Monday, January 7, 2008

Padilla v Yoo? - my layman's "perspective"

(h/t: Volokh Conspiracy)

Although, legally speaking, this is way out of my base of knowledge, I was intrigued to read that Jose Padilla has filed a lawsuit against Jose Padilla. A press shown on Volokh's site reads:

John Yoo, the author of legal memos that gave the go-ahead for government agents to use torture against terrorism suspects, was sued this morning in federal court in San Francisco. The lawsuit was brought by Jose Padilla, an American citizen seized from a civilian setting and interrogated for years in a military prison, and his mother, Estela Lebron. The lawsuit claims that Yoo, then a senior lawyer in the Justice Department, purported to provide legal justifications for torture. This is the first lawsuit against Yoo seeking to hold him accountable for the suffering unleashed by his 'Torture Memos.' Yoo's memos justified and set in motion the use of harsh and illegal interrogation methods not only abroad -- in places like Guantanamo Bay and the secret CIA 'black sites,' -- but also here in the United States.


More at Legal Ethics Forum and Opinio Juris. There are enough legal issues (immunity, whether or not lawyers can be held legally liable for their opinions, causation, etc. etc.) to make my head swim. Ouch!

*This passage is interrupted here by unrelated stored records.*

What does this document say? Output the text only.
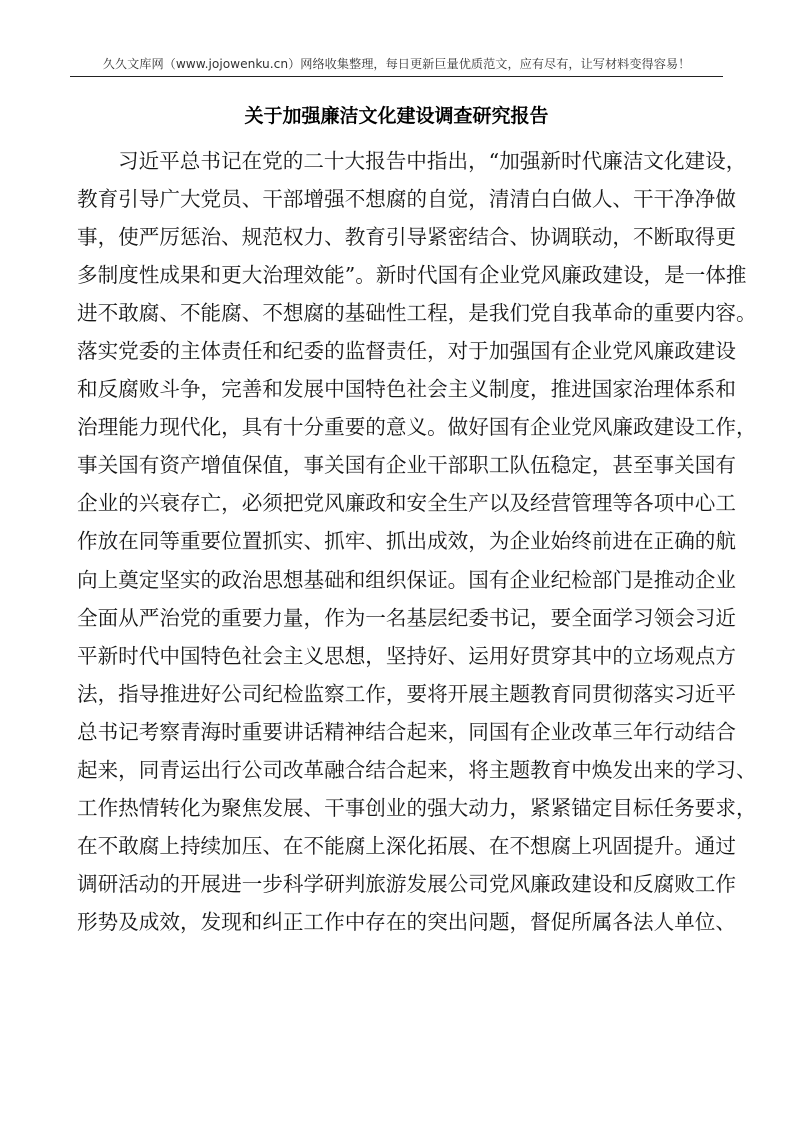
久久文库网（www.jojowenku.cn）网络收集整理，每日更新巨量优质范文，应有尽有，让写材料变得容易！
关于加强廉洁文化建设调查研究报告
习近平总书记在党的二十大报告中指出，“加强新时代廉洁文化建设，
教育引导广大党员、干部增强不想腐的自觉，清清白白做人、干干净净做
事，使严厉惩治、规范权力、教育引导紧密结合、协调联动，不断取得更
多制度性成果和更大治理效能”。新时代国有企业党风廉政建设，是一体推
进不敢腐、不能腐、不想腐的基础性工程，是我们党自我革命的重要内容。
落实党委的主体责任和纪委的监督责任，对于加强国有企业党风廉政建设
和反腐败斗争，完善和发展中国特色社会主义制度，推进国家治理体系和
治理能力现代化，具有十分重要的意义。做好国有企业党风廉政建设工作，
事关国有资产增值保值，事关国有企业干部职工队伍稳定，甚至事关国有
企业的兴衰存亡，必须把党风廉政和安全生产以及经营管理等各项中心工
作放在同等重要位置抓实、抓牢、抓出成效，为企业始终前进在正确的航
向上奠定坚实的政治思想基础和组织保证。国有企业纪检部门是推动企业
全面从严治党的重要力量，作为一名基层纪委书记，要全面学习领会习近
平新时代中国特色社会主义思想，坚持好、运用好贯穿其中的立场观点方
法，指导推进好公司纪检监察工作，要将开展主题教育同贯彻落实习近平
总书记考察青海时重要讲话精神结合起来，同国有企业改革三年行动结合
起来，同青运出行公司改革融合结合起来，将主题教育中焕发出来的学习、
工作热情转化为聚焦发展、干事创业的强大动力，紧紧锚定目标任务要求，
在不敢腐上持续加压、在不能腐上深化拓展、在不想腐上巩固提升。通过
调研活动的开展进一步科学研判旅游发展公司党风廉政建设和反腐败工作
形势及成效，发现和纠正工作中存在的突出问题，督促所属各法人单位、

Look, I may have more than a few rather strong disagreements with John Yoo's legal opinions (nor am I the only one), but given that the prayer for relief consists of $1, attorney fees and "a judgment declaring that the acts herein are unlawful and violate the Constitution and the laws of the United States", nothing more than a judicial rebuke, then why go after John Yoo?

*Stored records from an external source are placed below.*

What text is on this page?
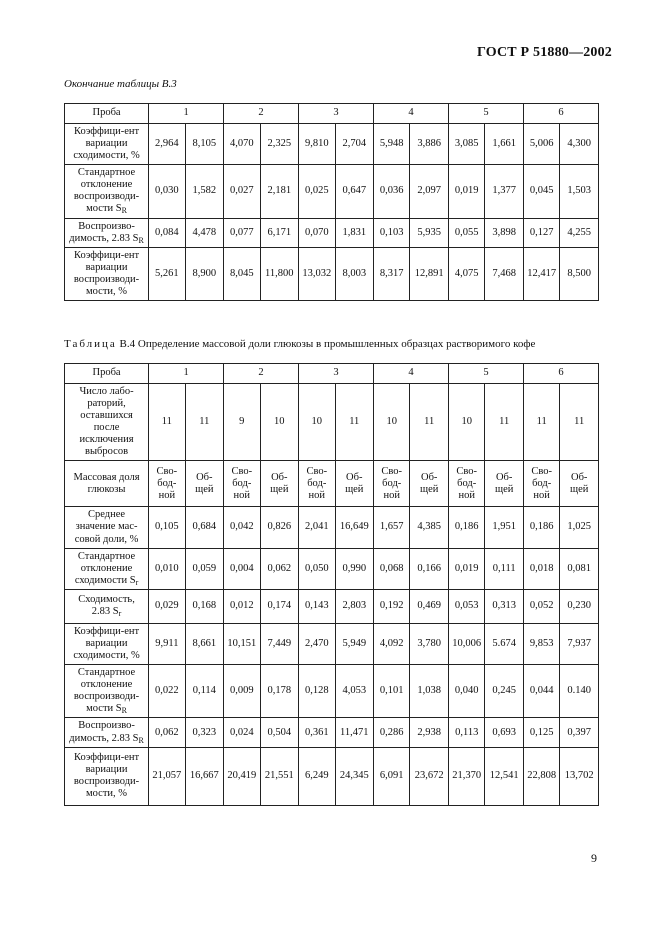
ГОСТ Р 51880—2002
Окончание таблицы В.3
Проба	1		2		3		4		5		6	
Коэффици-ент вариации сходимости, %	2,964	8,105	4,070	2,325	9,810	2,704	5,948	3,886	3,085	1,661	5,006	4,300
Стандартное отклонение воспроизводи-мости $S_R$	0,030	1,582	0,027	2,181	0,025	0,647	0,036	2,097	0,019	1,377	0,045	1,503
Воспроизво-димость, 2.83 $S_R$	0,084	4,478	0,077	6,171	0,070	1,831	0,103	5,935	0,055	3,898	0,127	4,255
Коэффици-ент вариации воспроизводи-мости, %	5,261	8,900	8,045	11,800	13,032	8,003	8,317	12,891	4,075	7,468	12,417	8,500
Таблица В.4 Определение массовой доли глюкозы в промышленных образцах растворимого кофе
Проба	1		2		3		4		5		6	
Число лабо-раторий, оставшихся после исключения выбросов	11	11	9	10	10	11	10	11	10	11	11	11
Массовая доля глюкозы	Сво-бод-ной	Об-щей	Сво-бод-ной	Об-щей	Сво-бод-ной	Об-щей	Сво-бод-ной	Об-щей	Сво-бод-ной	Об-щей	Сво-бод-ной	Об-щей
Среднее значение мас-совой доли, %	0,105	0,684	0,042	0,826	2,041	16,649	1,657	4,385	0,186	1,951	0,186	1,025
Стандартное отклонение сходимости $S_r$	0,010	0,059	0,004	0,062	0,050	0,990	0,068	0,166	0,019	0,111	0,018	0,081
Сходимость, 2.83 $S_r$	0,029	0,168	0,012	0,174	0,143	2,803	0,192	0,469	0,053	0,313	0,052	0,230
Коэффици-ент вариации сходимости, %	9,911	8,661	10,151	7,449	2,470	5,949	4,092	3,780	10,006	5.674	9,853	7,937
Стандартное отклонение воспроизводи-мости $S_R$	0,022	0,114	0,009	0,178	0,128	4,053	0,101	1,038	0,040	0,245	0,044	0.140
Воспроизво-димость, 2.83 $S_R$	0,062	0,323	0,024	0,504	0,361	11,471	0,286	2,938	0,113	0,693	0,125	0,397
Коэффици-ент вариации воспроизводи-мости, %	21,057	16,667	20,419	21,551	6,249	24,345	6,091	23,672	21,370	12,541	22,808	13,702
9
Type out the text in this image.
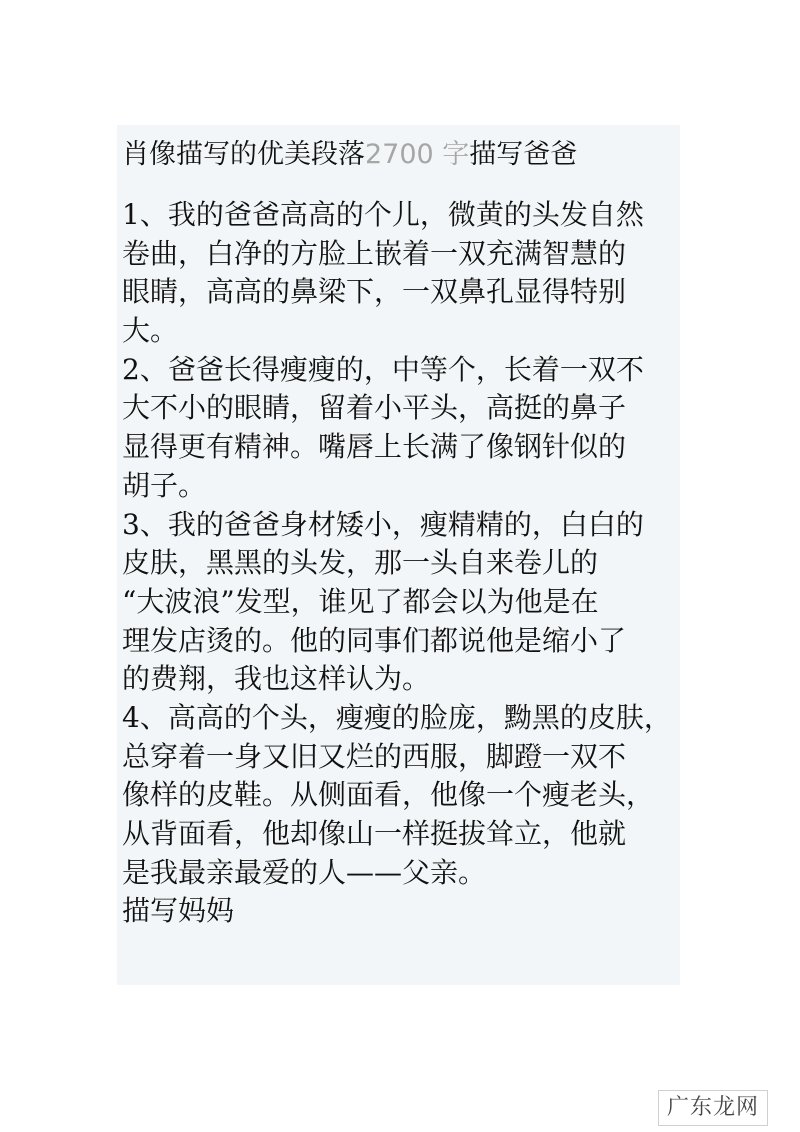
肖像描写的优美段落2700 字描写爸爸
1、我的爸爸高高的个儿，微黄的头发自然
卷曲，白净的方脸上嵌着一双充满智慧的
眼睛，高高的鼻梁下，一双鼻孔显得特别
大。
2、爸爸长得瘦瘦的，中等个，长着一双不
大不小的眼睛，留着小平头，高挺的鼻子
显得更有精神。嘴唇上长满了像钢针似的
胡子。
3、我的爸爸身材矮小，瘦精精的，白白的
皮肤，黑黑的头发，那一头自来卷儿的
“大波浪”发型，谁见了都会以为他是在
理发店烫的。他的同事们都说他是缩小了
的费翔，我也这样认为。
4、高高的个头，瘦瘦的脸庞，黝黑的皮肤，
总穿着一身又旧又烂的西服，脚蹬一双不
像样的皮鞋。从侧面看，他像一个瘦老头，
从背面看，他却像山一样挺拔耸立，他就
是我最亲最爱的人——父亲。
描写妈妈
广东龙网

Duncan Hollis' at Opinio Juris writes:

...by naming Yoo alone, it makes this case less about upending the Executive Branch or Justice Department's positions, and much more about attacking John Yoo as a lawyer. Indeed, Padilla and his counsel appear to have made a conscious decision to use this suit as a rhetorical tool. Yoo’s assets aren’t the focus of attention here. I suspect, for example, Yoo will argue immunity and get a government-funded lawyer in his defense (although he may well spend some money to retain his own counsel and maybe those costs could add up). And although a judicial rebuke, however unlikely, of Yoo would have undoubted implications for the President and the Executive Branch, the end-game appears to be much more about shaming John Yoo. Indeed, the prayer for relief suggests a remedy that simply declares that John Yoo was wrong, with the attendant effects that might have on his reputation and standing in the academic and legal communities...

Again, while I may be a fish out of water with regards to the multitude of legal issues I have encountered while reading up on this situation, I don't know if I like the implications here either. Those his legal opinions may have led to the violations of rights of an individual or individuals, he didn't directly order any such actions that would have led to a violation of rights (proximate causation?).

I'm not sure I like where something like this could go. Does this mean that if Lawyer X advises President Y about Issue Z, which Person A challenges in federal court and ruled unconstitutional, that Person A may have a civil claim against Lawyer X (or worse)?

I'm sure I'm missing a few things here (perhaps notable as well), but I'm not comfortable with this. As always, I'm open to suggestions and commentary, especially from people who know this stuff better than I do.

1 comment:

Kris said...

My understanding is that lawyers advise and that it is up to the government officer to either accept or reject the advice. The lawyer is not the decision-maker, s/he is is called counsel for a reason.

It appears to me to be a cheap stunt al la, "let's kill all the lawyers".

I'll eat my wig if this case goes anywhere. Can you imagine?